Où sont les neiges d'antan ... Jean-Luc, Suzanne et moi

Jean-Luc, Suzanne et moi

Il s'appelait Jean-Luc et il faisait de la publicité.
Il avait de la gueule, toujours souriant, toujours bronzé.
Il connaissait le triangle des Bermudes et le monde entier.
Suzanne et moi avions seize ans et nous connaissions Saint-Dizier.

Il était là, un jour, au café du village,
Suzanne et moi, nous le regardions bouche-bée.
Ce jour-là c'était comme si dans nos parages
Un oiseau de paradis s'était égaré.
Il s'est penché sur le juke-box avec un geste
De Humphrey Bogart en plein Casablanca,
Et lentement il a pris vingt francs dans sa veste
Pour faire passer un disque de Dalida!

Il s'appelait Jean-Luc et il faisait de la publicité.
Il avait de la gueule, toujours souriant, toujours bronzé.
Il avait une Alfa rouge décapotable et de l'allure.
Et moi un vieux Vélo-Solex et des boutons pleins la figure.

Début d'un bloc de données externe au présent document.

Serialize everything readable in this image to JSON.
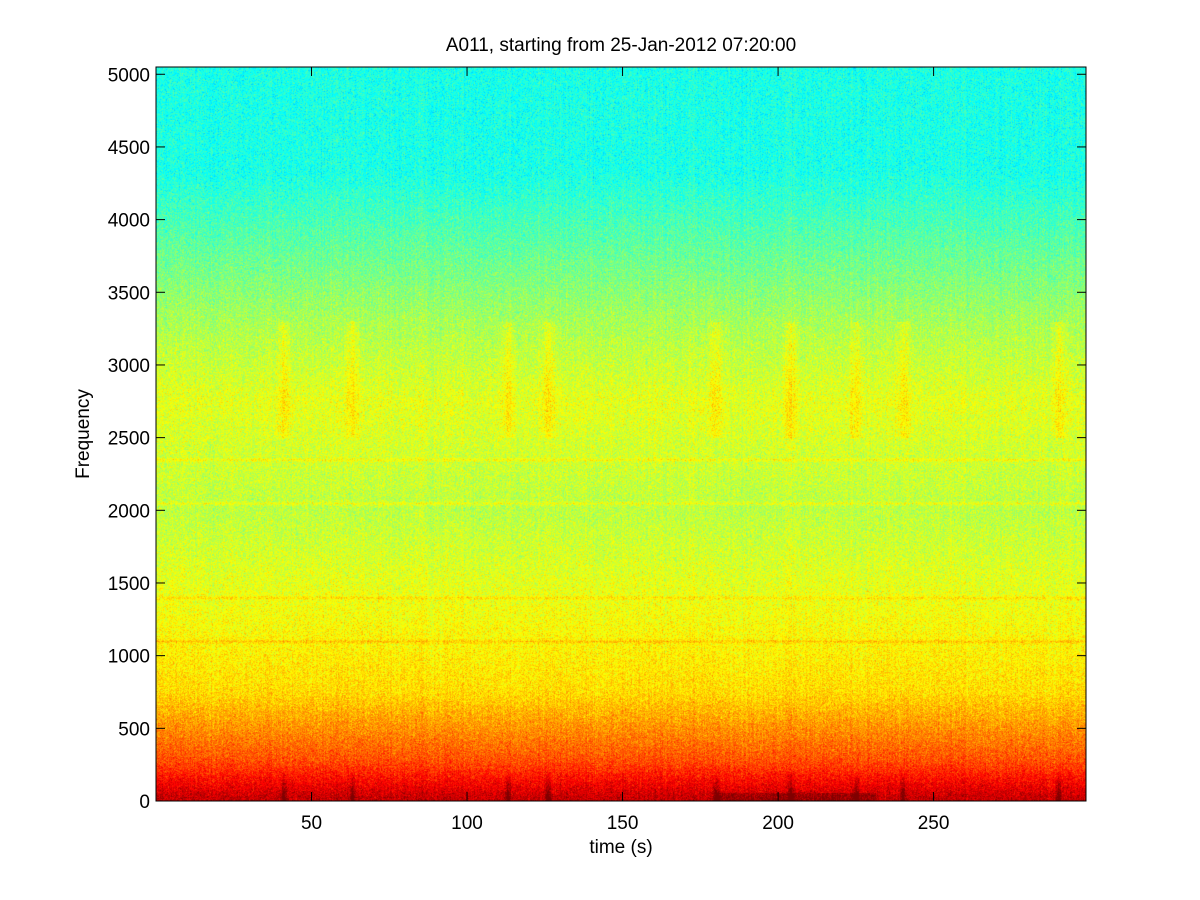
{
  "chart_data": {
    "type": "heatmap",
    "title": "A011, starting from 25-Jan-2012 07:20:00",
    "xlabel": "time (s)",
    "ylabel": "Frequency",
    "xlim": [
      0,
      299
    ],
    "ylim": [
      0,
      5050
    ],
    "xticks": [
      50,
      100,
      150,
      200,
      250
    ],
    "yticks": [
      0,
      500,
      1000,
      1500,
      2000,
      2500,
      3000,
      3500,
      4000,
      4500,
      5000
    ],
    "colormap": "jet",
    "grid": false,
    "legend": "none",
    "description_levels": {
      "note_units": "relative colormap level 0-1 (jet)",
      "bands": [
        {
          "freq_from": 0,
          "freq_to": 60,
          "level": 0.93
        },
        {
          "freq_from": 60,
          "freq_to": 500,
          "level": 0.8
        },
        {
          "freq_from": 500,
          "freq_to": 1000,
          "level": 0.66
        },
        {
          "freq_from": 1000,
          "freq_to": 1500,
          "level": 0.62
        },
        {
          "freq_from": 1500,
          "freq_to": 2500,
          "level": 0.56
        },
        {
          "freq_from": 2500,
          "freq_to": 3000,
          "level": 0.6
        },
        {
          "freq_from": 3000,
          "freq_to": 3600,
          "level": 0.54
        },
        {
          "freq_from": 3600,
          "freq_to": 5050,
          "level": 0.4
        }
      ],
      "horizontal_lines_hz": [
        1100,
        1400,
        2050,
        2350
      ],
      "broadband_events_s": [
        41,
        63,
        113,
        126,
        180,
        204,
        225,
        240,
        290
      ]
    }
  }
}
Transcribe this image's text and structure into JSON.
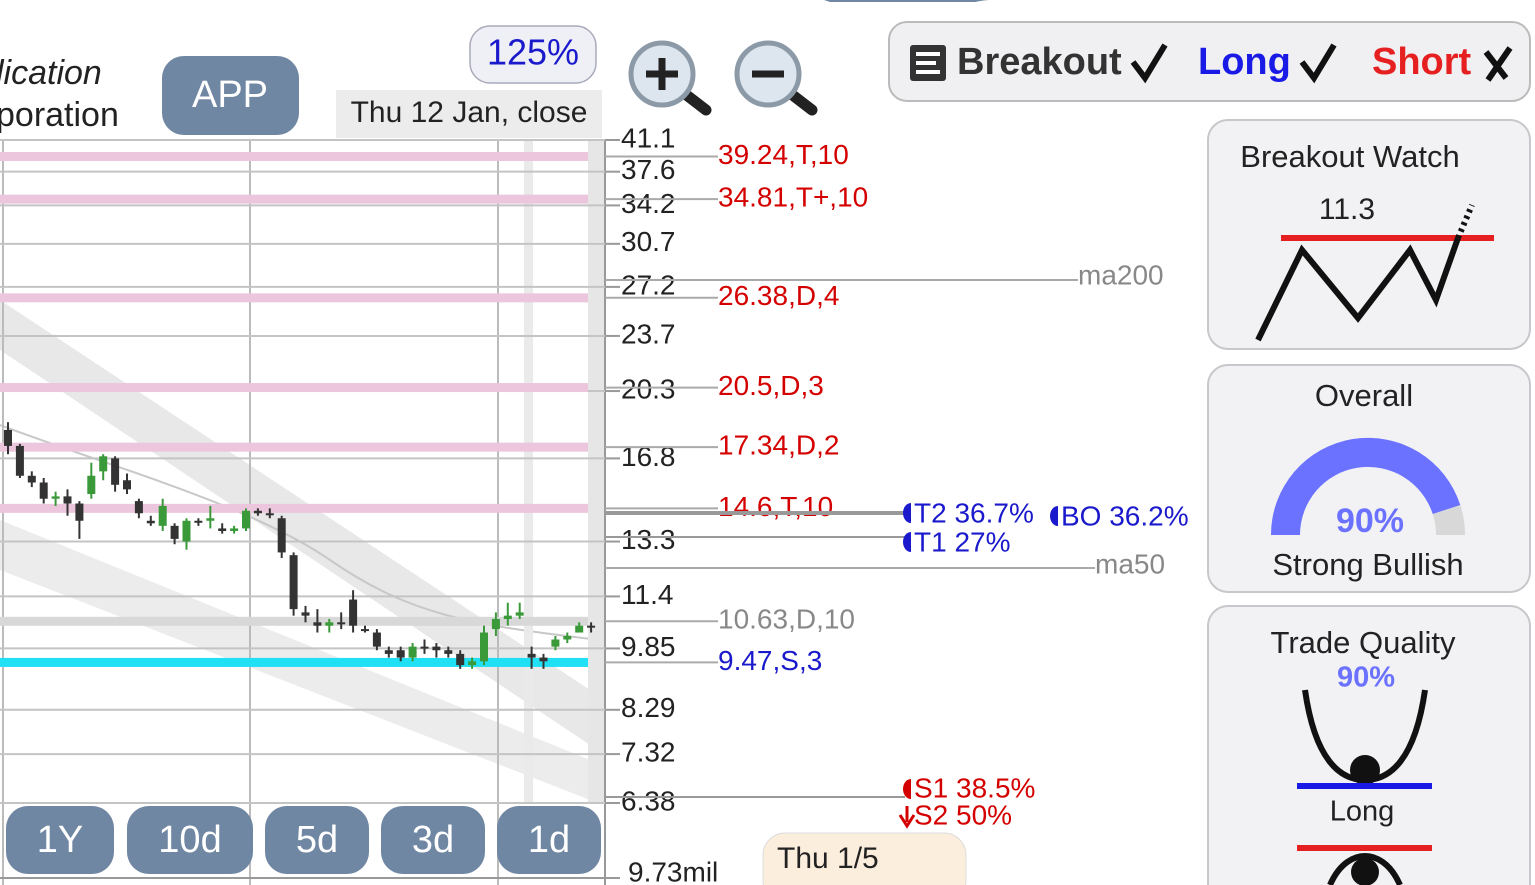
{
  "header": {
    "company_lines": [
      "lication",
      "poration"
    ],
    "ticker": "APP",
    "zoom": "125%",
    "date": "Thu 12 Jan, close"
  },
  "filters": [
    {
      "label": "Breakout",
      "color": "#333333"
    },
    {
      "label": "Long",
      "color": "#1a1ae6"
    },
    {
      "label": "Short",
      "color": "#e62020"
    }
  ],
  "chart": {
    "log_scale": true,
    "ylim": [
      6.38,
      41.1
    ],
    "yticks": [
      41.1,
      37.6,
      34.2,
      30.7,
      27.2,
      23.7,
      20.3,
      16.8,
      13.3,
      11.4,
      9.85,
      8.29,
      7.32,
      6.38
    ],
    "grid": true,
    "up_color": "#3a9a3a",
    "down_color": "#333333",
    "candles": [
      [
        18.2,
        18.6,
        17.0,
        17.4
      ],
      [
        17.4,
        17.5,
        15.9,
        16.0
      ],
      [
        16.0,
        16.2,
        15.5,
        15.7
      ],
      [
        15.7,
        15.9,
        14.8,
        15.0
      ],
      [
        15.0,
        15.3,
        14.7,
        15.1
      ],
      [
        15.1,
        15.4,
        14.3,
        14.8
      ],
      [
        14.8,
        14.9,
        13.4,
        14.1
      ],
      [
        15.2,
        16.6,
        15.0,
        16.0
      ],
      [
        16.2,
        17.0,
        15.8,
        16.9
      ],
      [
        16.8,
        16.9,
        15.3,
        15.6
      ],
      [
        15.8,
        16.1,
        15.2,
        15.4
      ],
      [
        14.9,
        15.0,
        14.2,
        14.4
      ],
      [
        14.1,
        14.3,
        13.9,
        14.0
      ],
      [
        13.9,
        15.0,
        13.7,
        14.7
      ],
      [
        13.9,
        14.0,
        13.2,
        13.4
      ],
      [
        13.3,
        14.2,
        13.0,
        14.1
      ],
      [
        14.1,
        14.2,
        13.9,
        14.1
      ],
      [
        14.1,
        14.7,
        13.8,
        14.2
      ],
      [
        13.8,
        14.0,
        13.6,
        13.7
      ],
      [
        13.7,
        13.9,
        13.6,
        13.8
      ],
      [
        13.8,
        14.6,
        13.7,
        14.5
      ],
      [
        14.5,
        14.6,
        14.3,
        14.4
      ],
      [
        14.4,
        14.6,
        14.2,
        14.4
      ],
      [
        14.2,
        14.3,
        12.7,
        12.9
      ],
      [
        12.8,
        12.9,
        10.8,
        11.0
      ],
      [
        10.9,
        11.1,
        10.6,
        10.8
      ],
      [
        10.6,
        11.0,
        10.3,
        10.5
      ],
      [
        10.5,
        10.7,
        10.3,
        10.6
      ],
      [
        10.6,
        10.9,
        10.4,
        10.6
      ],
      [
        11.3,
        11.6,
        10.3,
        10.5
      ],
      [
        10.4,
        10.5,
        10.3,
        10.4
      ],
      [
        10.3,
        10.4,
        9.8,
        9.9
      ],
      [
        9.8,
        9.9,
        9.6,
        9.7
      ],
      [
        9.8,
        9.9,
        9.5,
        9.6
      ],
      [
        9.6,
        10.0,
        9.5,
        9.9
      ],
      [
        9.9,
        10.1,
        9.7,
        9.9
      ],
      [
        9.9,
        10.0,
        9.6,
        9.8
      ],
      [
        9.8,
        9.9,
        9.6,
        9.7
      ],
      [
        9.7,
        9.8,
        9.3,
        9.4
      ],
      [
        9.4,
        9.6,
        9.3,
        9.5
      ],
      [
        9.5,
        10.5,
        9.4,
        10.3
      ],
      [
        10.4,
        10.9,
        10.2,
        10.7
      ],
      [
        10.7,
        11.2,
        10.5,
        10.8
      ],
      [
        10.8,
        11.2,
        10.7,
        10.9
      ],
      [
        9.7,
        9.9,
        9.3,
        9.6
      ],
      [
        9.6,
        9.7,
        9.3,
        9.5
      ],
      [
        9.9,
        10.2,
        9.8,
        10.1
      ],
      [
        10.1,
        10.3,
        10.0,
        10.2
      ],
      [
        10.3,
        10.6,
        10.3,
        10.5
      ],
      [
        10.5,
        10.6,
        10.3,
        10.5
      ]
    ],
    "levels": [
      {
        "label": "39.24,T,10",
        "price": 39.24,
        "color": "#ebc6dc",
        "label_color": "#d40000"
      },
      {
        "label": "34.81,T+,10",
        "price": 34.81,
        "color": "#ebc6dc",
        "label_color": "#d40000"
      },
      {
        "label": "26.38,D,4",
        "price": 26.38,
        "color": "#ebc6dc",
        "label_color": "#d40000"
      },
      {
        "label": "20.5,D,3",
        "price": 20.5,
        "color": "#ebc6dc",
        "label_color": "#d40000"
      },
      {
        "label": "17.34,D,2",
        "price": 17.34,
        "color": "#ebc6dc",
        "label_color": "#d40000"
      },
      {
        "label": "14.6,T,10",
        "price": 14.6,
        "color": "#ebc6dc",
        "label_color": "#d40000"
      },
      {
        "label": "10.63,D,10",
        "price": 10.63,
        "color": "#d8d8d8",
        "label_color": "#888888"
      },
      {
        "label": "9.47,S,3",
        "price": 9.47,
        "color": "#1fe0f5",
        "label_color": "#1a1acc"
      }
    ],
    "ma_labels": [
      "ma200",
      "ma50"
    ],
    "targets": [
      "T2 36.7%",
      "BO 36.2%",
      "T1 27%",
      "S1 38.5%",
      "S2 50%"
    ],
    "volume_label": "9.73mil",
    "period_buttons": [
      "1Y",
      "10d",
      "5d",
      "3d",
      "1d"
    ],
    "hover_date": "Thu 1/5"
  },
  "cards": {
    "breakout_watch": {
      "title": "Breakout Watch",
      "value": "11.3"
    },
    "overall": {
      "title": "Overall",
      "value": 90,
      "value_label": "90%",
      "rating": "Strong Bullish"
    },
    "trade_quality": {
      "title": "Trade Quality",
      "value_label": "90%",
      "direction": "Long"
    }
  }
}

Il est venu et m'a adressé la parole,
J'en bégayais, Suzanne rosissait, et puis,
Par hasard il nous attendait devant l'école,
Et enfin nous ne faisions plus un pas sans lui.
Nous nous baignions dans le soleil de sa présence,
A chaque fête, à chaque bal, nous étions trois.
D'abord Suzanne et moi l'emmenions à la danse,
Et puis enfin, Suzanne et lui, m'emmenaient, moi !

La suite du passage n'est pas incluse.